Re: Next generation of lexers

From: Robert <>
Date: Mon, 19 Apr 2010 14:11:36 +0200

On Sun, Apr 18, 2010 at 11:22 PM, mitchell <> wrote:
> Robert,
>> As for the documentation:
>> One problem I had (in my first attempts writing a lexer) was that I
>> didn't have an any_char rule. Reducing other lexers I figured this
>> out, but maybe this could be made clearer in the documentation. I'm
>> not sure, but possibly this is mainly a problem with markup languages.
> Do you have a suggestion to replace the current doc? For reference:
> "You might be wondering what that any_char is doing at the bottom of
> _rules. Its purpose is to match anything not accounted for in the
> above rules.
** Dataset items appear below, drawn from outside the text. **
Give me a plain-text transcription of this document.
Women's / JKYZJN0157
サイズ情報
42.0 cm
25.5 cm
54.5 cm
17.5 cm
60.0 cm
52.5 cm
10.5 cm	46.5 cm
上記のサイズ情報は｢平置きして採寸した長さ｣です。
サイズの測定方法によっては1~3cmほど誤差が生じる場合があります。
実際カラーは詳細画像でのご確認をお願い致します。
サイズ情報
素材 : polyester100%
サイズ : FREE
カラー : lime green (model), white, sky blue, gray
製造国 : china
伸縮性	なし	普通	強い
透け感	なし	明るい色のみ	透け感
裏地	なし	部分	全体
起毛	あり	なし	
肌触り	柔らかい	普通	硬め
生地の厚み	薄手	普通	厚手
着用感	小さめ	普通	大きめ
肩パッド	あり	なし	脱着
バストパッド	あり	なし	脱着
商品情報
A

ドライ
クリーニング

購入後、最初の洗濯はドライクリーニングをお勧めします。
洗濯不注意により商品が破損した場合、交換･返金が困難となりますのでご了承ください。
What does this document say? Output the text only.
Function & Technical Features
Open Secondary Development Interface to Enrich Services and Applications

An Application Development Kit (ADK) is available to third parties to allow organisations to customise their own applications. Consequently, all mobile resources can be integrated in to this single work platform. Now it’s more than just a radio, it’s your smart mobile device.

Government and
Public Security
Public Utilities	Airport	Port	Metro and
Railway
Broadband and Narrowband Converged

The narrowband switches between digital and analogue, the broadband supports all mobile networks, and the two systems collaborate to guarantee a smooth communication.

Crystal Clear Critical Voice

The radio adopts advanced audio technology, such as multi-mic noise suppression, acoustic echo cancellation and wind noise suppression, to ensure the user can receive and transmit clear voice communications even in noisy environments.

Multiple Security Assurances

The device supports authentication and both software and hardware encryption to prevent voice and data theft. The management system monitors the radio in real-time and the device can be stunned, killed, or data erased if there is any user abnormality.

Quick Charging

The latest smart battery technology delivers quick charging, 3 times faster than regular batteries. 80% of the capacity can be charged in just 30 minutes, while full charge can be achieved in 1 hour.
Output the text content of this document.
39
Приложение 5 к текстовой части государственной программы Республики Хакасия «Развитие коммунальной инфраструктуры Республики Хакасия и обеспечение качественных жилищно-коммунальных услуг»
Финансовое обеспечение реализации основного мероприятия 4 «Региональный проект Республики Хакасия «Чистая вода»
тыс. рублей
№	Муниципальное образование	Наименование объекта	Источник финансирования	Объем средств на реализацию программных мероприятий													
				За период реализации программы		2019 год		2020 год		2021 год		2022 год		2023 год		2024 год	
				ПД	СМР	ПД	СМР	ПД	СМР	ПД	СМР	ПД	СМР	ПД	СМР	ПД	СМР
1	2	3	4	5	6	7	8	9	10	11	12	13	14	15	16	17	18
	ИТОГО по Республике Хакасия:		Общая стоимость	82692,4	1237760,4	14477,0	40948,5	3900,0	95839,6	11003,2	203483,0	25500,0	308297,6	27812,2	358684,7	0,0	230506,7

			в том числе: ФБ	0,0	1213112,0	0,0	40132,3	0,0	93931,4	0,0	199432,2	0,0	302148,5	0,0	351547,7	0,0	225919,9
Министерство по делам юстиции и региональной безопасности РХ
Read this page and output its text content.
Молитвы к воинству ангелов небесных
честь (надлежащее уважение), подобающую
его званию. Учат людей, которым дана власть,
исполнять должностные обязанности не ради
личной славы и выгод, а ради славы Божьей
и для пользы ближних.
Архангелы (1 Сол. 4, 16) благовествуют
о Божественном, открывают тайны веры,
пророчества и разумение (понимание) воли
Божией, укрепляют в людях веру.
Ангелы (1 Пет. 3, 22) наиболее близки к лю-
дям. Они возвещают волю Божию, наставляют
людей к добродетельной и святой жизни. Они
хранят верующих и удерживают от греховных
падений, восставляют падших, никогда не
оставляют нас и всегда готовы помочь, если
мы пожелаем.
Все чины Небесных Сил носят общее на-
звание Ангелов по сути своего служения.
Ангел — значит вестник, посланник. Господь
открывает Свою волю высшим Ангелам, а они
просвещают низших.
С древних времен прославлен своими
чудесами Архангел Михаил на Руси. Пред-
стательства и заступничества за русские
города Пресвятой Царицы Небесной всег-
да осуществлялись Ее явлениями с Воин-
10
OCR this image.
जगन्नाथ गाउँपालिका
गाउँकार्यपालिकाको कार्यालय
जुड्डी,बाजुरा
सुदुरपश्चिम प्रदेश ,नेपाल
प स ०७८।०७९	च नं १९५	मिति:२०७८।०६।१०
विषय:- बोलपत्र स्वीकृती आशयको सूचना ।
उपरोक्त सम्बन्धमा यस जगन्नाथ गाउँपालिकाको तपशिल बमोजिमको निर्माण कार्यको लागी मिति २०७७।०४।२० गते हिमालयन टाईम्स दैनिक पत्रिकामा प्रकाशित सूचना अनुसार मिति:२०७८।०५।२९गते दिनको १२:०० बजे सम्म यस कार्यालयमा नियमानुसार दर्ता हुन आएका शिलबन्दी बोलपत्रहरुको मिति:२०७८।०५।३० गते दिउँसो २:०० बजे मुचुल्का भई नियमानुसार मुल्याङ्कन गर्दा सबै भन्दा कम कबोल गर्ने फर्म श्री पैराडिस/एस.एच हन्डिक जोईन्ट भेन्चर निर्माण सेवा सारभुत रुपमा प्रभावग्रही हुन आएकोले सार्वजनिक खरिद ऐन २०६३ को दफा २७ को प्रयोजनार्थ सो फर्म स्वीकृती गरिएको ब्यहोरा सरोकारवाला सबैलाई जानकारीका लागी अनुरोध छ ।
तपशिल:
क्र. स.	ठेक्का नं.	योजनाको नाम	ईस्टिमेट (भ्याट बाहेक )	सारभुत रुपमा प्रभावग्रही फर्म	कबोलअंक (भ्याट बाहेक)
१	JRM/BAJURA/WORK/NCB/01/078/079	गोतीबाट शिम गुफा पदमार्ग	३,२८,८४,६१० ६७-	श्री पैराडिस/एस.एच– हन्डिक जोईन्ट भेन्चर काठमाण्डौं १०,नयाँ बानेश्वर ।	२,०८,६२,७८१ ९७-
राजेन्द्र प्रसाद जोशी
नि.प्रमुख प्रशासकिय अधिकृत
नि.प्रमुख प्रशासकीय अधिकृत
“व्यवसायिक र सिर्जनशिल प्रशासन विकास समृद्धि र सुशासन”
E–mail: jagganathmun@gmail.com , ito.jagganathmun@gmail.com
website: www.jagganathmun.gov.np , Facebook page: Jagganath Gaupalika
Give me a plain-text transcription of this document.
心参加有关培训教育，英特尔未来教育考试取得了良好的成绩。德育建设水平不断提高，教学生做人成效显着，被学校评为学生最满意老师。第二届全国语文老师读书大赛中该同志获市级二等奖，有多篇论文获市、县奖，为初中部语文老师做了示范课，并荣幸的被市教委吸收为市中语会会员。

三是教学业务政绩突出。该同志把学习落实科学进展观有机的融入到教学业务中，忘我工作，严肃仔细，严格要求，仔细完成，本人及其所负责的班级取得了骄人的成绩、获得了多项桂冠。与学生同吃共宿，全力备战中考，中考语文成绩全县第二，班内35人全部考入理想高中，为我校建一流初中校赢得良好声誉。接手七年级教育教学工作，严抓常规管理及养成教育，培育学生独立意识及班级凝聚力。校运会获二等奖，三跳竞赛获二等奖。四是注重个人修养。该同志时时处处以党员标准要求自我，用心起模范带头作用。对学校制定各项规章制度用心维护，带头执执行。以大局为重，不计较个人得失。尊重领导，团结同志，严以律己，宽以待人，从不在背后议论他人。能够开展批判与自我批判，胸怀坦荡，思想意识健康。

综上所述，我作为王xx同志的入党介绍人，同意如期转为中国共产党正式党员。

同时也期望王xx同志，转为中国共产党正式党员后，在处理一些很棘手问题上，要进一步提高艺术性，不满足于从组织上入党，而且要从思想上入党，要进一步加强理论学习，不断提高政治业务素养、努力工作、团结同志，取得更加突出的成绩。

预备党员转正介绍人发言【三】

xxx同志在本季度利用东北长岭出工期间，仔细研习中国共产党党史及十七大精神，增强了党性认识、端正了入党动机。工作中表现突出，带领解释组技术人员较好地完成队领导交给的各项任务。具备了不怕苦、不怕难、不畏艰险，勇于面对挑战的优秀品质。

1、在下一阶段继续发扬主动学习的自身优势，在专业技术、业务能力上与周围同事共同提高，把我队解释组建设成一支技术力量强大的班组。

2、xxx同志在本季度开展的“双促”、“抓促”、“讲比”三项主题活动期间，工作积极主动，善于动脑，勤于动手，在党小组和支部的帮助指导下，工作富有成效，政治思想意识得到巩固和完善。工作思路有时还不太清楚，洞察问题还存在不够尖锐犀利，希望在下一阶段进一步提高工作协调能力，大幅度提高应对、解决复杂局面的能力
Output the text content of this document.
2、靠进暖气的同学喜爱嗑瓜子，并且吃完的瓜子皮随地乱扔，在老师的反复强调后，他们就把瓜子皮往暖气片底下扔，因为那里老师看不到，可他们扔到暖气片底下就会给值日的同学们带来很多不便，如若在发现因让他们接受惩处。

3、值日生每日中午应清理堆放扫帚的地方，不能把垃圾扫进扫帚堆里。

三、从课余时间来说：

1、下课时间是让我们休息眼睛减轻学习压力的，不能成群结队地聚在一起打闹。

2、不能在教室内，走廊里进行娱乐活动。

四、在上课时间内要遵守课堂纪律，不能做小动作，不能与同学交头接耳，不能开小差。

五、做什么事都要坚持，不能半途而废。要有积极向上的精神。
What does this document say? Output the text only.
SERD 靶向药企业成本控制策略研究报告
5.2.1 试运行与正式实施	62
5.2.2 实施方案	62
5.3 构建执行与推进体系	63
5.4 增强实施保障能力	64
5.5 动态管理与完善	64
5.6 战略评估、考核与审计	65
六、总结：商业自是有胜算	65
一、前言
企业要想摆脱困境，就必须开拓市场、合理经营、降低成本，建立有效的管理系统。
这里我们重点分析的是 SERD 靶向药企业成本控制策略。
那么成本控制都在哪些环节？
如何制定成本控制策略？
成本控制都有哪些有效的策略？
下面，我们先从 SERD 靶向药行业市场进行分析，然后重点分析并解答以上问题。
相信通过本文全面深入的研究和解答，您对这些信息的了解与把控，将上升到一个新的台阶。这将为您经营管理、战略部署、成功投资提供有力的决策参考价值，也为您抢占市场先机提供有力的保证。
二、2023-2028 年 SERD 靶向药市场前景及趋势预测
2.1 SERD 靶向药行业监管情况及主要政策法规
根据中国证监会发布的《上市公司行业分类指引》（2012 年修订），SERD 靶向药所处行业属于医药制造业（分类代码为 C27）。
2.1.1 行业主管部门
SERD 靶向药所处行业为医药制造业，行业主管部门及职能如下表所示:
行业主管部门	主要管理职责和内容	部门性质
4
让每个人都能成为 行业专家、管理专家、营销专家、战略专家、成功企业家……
For example, suppose the ! character is in the input
> text. It will not be matched by any of the first 9 rules, so without
> any_char, the text would not match at all, and no coloring would
> occur. any_char matches one single character and moves on. It may be
> colored red (indicating a syntax error) if desired because it is a
> token, not just a pattern."
> Mitchell
I'm not sure. To give you an example, for the Latex lexer:

% a comment

If there is no any_char rule, everything after "Text" is not styled any more.
With most lexers this seems not to be a problem because they have an
identifier rule (so I don't see a difference with the lexers I tried
when I skip the any_char rule).

Maybe both the identifier and the any_char rule should be included in
the default template or their importance be emphasized. If I don't
have both, nothing after the first occurrence of something not covered
by a rule gets styled.

I started writing a NSIS lexer (Installer scripting language for
Windows and used for writing Portable Apps launchers :-), based on the
keywords in Scite's I encountered the following
The string escape sequence is $\" for a double quote within double
quotes. To make this possible I changed the following in the
delimited_range function:
line 982 in lexer.lua
-- local invalid = lpeg.S(e..f..escape..b)
      local invalid = lpeg.S(e..f..b) + lpeg.P(escape)
    range = any - invalid + escape * any
Otherwise $ or backslash are considered as escape characters. The same
occurs in the delimited_range_with_embedded function. There aren't
probably too many languages with long escape sequences, but NSIS has
gotos, too :-)

Another idea for the documentation:
Maybe some info with respect to Textadept could be included in the beginning.
Something like:
When using Textadept you can create a `lexers/` directory in your
`.textadept/` directory. You can copy a lexer from Textadept's
`lexers/` directory to it and change it. It has precedence over the
original lexer. Copying and renaming is a good way to start writing a
lexer with a similar syntax.

And a final question:
I have a variable declaration:
NSIS example:
Var Varname
Or in Lua:
local varname = True

Is it possible to have a rule to color only the variable name? In NSIS
they are later easily identified using the leading $ (like in bash).
For Lua (or other languages) would it be possible to add variables to
have them colored later on?
With the NSIS example "Var" is defined as a keyword. I tried different
combinations (ordering of rules, inclusion of var as a keyword) but
wasn't succesful. At the moment I have this:
local var_definition = 'Var' *^1 * l.word * l.newline
local var = '$' * l.word
local variable = token('variable', var + var_definition)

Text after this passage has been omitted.